You can see pedestrian deaths a) mainly occur in dense, urban environments - ones that you propose should become a model and b) has been steadily declining since 70s, even unadjusted by population - are we using much less cars than then? There is a certain bump after 2010, but it's hard to argue we didn't use much cars from 70s to 2010s and then suddenly started using a lot of them. Also, guess what, more than half of the cases have alcohol involved. I think with the development of technology, this number will further go down, but will never be zero, because if somebody drunk want to jump in front of a bus, there's not much that can stop them. But I don't think anybody can seriously argue it is a good argument for eliminating private cars - no more than thousands of Americans dying from drowning is an argument for banning pools.

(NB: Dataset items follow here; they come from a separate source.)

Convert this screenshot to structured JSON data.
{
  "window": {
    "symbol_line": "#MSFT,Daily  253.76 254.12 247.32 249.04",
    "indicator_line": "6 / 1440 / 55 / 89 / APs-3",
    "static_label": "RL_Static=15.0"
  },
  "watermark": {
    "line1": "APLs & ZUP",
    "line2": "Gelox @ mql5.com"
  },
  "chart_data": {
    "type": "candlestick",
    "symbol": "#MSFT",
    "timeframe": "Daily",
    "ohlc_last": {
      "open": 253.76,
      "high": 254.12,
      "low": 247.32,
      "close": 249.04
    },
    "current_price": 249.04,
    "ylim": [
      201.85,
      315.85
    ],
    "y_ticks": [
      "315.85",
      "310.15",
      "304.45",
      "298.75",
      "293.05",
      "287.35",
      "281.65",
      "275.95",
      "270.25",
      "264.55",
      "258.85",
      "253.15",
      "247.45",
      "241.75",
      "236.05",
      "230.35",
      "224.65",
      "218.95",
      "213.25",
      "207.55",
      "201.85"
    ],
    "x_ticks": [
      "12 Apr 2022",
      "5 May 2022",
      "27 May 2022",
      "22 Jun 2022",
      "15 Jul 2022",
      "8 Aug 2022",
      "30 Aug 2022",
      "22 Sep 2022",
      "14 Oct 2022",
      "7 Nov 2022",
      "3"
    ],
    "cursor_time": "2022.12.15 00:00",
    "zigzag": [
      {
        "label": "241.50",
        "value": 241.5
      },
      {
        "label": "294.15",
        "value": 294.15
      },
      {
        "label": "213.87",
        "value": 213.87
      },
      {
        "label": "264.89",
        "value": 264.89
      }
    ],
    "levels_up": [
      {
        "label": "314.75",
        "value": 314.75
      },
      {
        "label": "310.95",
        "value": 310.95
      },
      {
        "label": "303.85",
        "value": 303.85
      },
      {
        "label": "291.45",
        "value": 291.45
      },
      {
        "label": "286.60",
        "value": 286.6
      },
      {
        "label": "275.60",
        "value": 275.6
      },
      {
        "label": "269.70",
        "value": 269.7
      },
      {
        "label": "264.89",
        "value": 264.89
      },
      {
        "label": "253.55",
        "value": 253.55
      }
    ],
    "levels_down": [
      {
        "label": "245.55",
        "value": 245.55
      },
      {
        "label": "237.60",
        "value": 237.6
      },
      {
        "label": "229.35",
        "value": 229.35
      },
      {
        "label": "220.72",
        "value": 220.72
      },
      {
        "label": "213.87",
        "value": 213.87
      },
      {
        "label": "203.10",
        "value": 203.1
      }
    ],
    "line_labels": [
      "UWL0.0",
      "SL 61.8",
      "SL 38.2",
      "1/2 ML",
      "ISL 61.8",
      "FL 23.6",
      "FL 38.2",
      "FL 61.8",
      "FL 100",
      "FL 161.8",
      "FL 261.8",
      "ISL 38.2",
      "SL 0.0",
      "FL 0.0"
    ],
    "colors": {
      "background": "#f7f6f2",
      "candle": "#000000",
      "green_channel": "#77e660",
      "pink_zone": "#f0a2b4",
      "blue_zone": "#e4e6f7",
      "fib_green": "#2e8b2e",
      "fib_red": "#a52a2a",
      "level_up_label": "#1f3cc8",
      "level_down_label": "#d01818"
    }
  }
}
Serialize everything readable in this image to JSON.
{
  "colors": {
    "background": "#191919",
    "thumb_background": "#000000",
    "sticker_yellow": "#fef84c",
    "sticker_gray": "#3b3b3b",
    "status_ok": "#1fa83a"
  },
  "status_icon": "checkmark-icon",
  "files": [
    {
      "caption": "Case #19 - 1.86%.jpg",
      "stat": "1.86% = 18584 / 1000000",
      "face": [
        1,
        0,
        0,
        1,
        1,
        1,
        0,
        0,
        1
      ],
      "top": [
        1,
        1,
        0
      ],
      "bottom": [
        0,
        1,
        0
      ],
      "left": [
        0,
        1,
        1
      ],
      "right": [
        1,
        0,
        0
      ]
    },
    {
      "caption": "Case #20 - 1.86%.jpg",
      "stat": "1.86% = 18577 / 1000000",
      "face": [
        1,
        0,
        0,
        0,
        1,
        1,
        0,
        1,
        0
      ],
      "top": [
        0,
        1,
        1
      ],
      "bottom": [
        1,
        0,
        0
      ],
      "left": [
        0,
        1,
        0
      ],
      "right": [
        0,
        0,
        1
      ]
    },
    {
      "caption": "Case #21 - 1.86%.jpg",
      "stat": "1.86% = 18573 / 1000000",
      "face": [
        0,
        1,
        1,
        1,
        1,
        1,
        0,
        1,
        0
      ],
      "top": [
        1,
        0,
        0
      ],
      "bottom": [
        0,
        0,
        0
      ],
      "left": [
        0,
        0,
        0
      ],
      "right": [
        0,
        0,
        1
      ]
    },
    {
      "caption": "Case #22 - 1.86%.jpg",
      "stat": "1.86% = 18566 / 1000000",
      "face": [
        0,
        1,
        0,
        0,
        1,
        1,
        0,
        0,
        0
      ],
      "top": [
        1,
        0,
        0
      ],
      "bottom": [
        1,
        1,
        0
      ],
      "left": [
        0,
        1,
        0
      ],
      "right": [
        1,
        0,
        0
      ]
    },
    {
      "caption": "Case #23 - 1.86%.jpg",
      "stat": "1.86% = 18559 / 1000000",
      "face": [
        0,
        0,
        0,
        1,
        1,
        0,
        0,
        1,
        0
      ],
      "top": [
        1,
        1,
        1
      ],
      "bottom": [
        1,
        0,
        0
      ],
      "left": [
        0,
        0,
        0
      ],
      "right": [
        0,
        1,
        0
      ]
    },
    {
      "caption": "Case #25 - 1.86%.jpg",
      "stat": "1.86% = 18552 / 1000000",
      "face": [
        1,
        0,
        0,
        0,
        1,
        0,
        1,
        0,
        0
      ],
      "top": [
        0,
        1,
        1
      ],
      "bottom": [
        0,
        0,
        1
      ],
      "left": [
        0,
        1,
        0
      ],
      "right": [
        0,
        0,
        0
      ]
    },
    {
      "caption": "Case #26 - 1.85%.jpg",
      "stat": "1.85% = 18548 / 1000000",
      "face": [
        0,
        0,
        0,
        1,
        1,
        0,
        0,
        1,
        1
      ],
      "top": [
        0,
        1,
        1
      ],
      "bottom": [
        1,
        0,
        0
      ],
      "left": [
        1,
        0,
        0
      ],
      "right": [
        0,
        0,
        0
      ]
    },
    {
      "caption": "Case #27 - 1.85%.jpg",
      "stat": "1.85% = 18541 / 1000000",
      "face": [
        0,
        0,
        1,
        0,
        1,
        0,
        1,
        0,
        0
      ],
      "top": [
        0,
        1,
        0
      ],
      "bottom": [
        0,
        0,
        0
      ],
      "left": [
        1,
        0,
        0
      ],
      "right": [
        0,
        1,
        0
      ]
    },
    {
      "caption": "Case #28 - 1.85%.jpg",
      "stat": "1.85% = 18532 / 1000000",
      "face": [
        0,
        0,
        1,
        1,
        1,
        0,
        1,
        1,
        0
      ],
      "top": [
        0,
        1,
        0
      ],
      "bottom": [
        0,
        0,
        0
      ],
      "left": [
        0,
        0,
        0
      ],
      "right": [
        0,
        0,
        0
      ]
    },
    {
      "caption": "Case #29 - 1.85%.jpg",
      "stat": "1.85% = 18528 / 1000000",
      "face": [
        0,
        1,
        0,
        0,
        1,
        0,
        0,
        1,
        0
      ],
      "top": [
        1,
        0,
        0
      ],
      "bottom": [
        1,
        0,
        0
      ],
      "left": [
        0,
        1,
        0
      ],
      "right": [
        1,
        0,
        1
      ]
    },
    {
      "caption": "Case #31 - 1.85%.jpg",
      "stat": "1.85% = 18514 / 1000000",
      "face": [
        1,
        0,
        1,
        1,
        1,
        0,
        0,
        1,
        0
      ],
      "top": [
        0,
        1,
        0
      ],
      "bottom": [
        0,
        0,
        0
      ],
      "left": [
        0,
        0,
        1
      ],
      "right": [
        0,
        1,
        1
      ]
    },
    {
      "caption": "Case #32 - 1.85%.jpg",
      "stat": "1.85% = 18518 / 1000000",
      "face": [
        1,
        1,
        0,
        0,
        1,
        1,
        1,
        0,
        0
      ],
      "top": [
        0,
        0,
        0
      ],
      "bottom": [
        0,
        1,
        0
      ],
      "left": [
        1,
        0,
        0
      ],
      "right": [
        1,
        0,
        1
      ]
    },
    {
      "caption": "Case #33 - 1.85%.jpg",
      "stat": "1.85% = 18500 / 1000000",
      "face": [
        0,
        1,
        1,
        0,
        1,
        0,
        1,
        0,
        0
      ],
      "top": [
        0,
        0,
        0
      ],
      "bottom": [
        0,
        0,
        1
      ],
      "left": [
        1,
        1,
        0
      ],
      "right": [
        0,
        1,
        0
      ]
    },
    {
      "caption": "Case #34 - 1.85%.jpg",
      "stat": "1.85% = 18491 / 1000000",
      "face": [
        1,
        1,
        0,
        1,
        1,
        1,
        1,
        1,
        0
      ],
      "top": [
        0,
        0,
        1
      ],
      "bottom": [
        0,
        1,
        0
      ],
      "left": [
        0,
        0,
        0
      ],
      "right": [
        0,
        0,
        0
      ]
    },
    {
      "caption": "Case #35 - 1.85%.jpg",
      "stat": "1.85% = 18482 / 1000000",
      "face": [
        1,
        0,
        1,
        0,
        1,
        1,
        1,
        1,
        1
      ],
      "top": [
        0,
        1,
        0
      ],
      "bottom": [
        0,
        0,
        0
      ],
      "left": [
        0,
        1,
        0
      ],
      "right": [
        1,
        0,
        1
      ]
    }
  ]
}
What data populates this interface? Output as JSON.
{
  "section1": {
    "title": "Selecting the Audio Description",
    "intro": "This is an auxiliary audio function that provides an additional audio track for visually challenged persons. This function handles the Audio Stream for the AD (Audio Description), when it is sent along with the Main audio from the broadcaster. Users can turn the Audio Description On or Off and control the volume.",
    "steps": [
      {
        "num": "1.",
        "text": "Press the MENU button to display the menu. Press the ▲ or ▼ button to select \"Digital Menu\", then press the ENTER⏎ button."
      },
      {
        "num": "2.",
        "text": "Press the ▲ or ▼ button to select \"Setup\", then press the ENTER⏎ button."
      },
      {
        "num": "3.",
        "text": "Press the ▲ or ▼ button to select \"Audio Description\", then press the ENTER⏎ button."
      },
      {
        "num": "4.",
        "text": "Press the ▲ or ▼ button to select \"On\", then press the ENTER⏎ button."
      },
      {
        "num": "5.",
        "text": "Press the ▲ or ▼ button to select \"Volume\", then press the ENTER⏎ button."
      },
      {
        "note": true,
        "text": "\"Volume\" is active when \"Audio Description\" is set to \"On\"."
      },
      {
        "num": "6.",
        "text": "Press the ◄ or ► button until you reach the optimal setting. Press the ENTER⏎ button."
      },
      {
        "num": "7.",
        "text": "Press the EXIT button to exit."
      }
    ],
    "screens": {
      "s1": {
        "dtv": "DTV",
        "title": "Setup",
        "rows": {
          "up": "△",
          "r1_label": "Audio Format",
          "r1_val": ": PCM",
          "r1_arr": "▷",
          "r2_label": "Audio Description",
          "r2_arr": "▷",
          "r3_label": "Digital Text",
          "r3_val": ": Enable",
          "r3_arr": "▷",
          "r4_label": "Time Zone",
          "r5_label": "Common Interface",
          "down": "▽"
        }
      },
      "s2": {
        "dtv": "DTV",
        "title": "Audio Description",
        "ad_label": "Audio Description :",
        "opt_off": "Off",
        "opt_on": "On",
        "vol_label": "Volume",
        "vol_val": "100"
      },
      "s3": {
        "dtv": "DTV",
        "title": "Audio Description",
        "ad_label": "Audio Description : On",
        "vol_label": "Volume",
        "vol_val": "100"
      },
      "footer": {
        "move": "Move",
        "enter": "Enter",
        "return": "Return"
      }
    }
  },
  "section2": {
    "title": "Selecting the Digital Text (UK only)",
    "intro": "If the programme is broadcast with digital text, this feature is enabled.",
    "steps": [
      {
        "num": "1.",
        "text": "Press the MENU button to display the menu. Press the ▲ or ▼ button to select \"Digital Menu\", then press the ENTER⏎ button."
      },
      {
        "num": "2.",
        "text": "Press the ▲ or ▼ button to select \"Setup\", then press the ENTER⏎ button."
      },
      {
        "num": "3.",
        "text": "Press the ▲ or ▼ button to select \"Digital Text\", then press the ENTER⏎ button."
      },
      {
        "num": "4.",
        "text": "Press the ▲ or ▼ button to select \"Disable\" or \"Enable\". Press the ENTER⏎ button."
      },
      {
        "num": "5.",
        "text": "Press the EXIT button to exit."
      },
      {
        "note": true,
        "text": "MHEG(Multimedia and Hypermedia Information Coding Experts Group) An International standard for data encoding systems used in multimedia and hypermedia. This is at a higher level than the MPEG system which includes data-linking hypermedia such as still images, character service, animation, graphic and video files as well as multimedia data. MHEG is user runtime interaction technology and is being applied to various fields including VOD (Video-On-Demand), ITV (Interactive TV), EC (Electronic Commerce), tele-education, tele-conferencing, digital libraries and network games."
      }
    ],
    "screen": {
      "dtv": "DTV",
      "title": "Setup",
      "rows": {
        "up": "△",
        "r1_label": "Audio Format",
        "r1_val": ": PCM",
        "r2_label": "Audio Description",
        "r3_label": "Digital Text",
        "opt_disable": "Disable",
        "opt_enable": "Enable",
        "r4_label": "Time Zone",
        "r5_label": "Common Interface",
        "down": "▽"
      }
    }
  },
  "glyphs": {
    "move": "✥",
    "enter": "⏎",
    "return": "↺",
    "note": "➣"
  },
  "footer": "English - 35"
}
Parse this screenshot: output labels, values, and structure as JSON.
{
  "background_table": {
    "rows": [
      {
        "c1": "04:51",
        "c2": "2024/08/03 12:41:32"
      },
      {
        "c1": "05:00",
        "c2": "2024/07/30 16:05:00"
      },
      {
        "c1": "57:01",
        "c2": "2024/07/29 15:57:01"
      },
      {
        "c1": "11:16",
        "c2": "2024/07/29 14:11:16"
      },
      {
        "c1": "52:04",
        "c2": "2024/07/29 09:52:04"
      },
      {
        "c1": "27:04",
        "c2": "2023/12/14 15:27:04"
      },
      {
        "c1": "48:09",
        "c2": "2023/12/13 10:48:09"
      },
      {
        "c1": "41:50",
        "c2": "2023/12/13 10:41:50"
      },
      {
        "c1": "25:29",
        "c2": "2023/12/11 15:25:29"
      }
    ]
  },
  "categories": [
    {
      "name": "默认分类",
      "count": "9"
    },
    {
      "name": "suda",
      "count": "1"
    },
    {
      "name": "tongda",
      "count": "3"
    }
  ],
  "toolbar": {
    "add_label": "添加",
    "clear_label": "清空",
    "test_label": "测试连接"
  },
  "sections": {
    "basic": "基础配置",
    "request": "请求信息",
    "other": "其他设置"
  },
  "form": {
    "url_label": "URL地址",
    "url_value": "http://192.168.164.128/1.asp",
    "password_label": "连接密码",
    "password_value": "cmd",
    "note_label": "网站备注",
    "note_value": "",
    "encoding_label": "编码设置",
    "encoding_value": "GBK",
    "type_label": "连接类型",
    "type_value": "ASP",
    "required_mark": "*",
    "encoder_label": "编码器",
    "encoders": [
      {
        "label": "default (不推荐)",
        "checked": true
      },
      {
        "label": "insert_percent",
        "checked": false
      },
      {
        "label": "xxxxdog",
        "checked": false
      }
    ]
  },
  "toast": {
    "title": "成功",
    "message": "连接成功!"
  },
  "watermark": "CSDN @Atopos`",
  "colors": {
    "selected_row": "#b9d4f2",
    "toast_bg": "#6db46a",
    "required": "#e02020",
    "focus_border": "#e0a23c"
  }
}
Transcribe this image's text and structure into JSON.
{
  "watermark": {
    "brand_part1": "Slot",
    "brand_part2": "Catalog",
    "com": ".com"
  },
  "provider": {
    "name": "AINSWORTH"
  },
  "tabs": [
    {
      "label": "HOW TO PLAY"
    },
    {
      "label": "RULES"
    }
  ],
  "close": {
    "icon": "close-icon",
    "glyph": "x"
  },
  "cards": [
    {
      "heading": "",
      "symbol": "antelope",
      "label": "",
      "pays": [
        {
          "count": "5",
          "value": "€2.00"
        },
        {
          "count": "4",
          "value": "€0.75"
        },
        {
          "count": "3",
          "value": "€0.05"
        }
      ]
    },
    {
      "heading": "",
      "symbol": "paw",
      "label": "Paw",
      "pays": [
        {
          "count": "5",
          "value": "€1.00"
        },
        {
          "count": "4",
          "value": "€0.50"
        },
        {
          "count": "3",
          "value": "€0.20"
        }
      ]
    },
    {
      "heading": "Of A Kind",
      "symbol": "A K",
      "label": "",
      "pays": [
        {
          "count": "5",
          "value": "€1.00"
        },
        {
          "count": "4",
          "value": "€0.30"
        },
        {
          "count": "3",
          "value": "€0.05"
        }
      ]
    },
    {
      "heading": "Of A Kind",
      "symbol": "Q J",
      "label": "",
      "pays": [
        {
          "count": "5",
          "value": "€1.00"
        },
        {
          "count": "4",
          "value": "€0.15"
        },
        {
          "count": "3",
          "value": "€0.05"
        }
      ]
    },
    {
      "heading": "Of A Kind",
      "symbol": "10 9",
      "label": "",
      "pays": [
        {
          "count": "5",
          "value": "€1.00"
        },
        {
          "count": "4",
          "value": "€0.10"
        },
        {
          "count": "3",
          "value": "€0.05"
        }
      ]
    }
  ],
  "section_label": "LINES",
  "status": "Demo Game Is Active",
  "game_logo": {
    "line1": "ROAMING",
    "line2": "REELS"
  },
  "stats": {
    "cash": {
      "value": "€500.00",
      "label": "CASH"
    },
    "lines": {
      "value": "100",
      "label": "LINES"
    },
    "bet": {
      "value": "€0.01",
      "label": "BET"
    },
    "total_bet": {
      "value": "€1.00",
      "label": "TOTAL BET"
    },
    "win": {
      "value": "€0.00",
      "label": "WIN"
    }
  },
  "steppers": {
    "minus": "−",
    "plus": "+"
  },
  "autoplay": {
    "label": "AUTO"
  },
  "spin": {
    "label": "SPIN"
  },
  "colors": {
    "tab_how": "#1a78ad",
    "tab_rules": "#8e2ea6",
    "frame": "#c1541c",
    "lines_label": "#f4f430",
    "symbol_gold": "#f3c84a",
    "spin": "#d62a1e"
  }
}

You forget here private drivers aren't the only ones who use roads. How do you think bread and milk gets to your grocery store?
Also, I don't see how that calculation - which includes commuter parking tax benefits, government costs and imaginary uncompensated damages - can be taken at face value. I could prove arbitrary cost to anything this way. Say, I made a law to tax hats at 50%, but shoes at 0%, and then claim that if I taxed shoes at 50% too, that would cost billions to people that walk (which is true), so then I claim all these billions is a subsidy for walking. This would be an insane argument - absence of potential taxation is not the same as expense. Otherwise, as there is no natural limit for taxes, anything can be attributed any arbitrarily high cost by just pointing out it's not taxed by that number yet, even though it could be.
Oh, I see. You're not even trying to make a good argument. You're just saying whatever comes to mind. Well this is pointless then.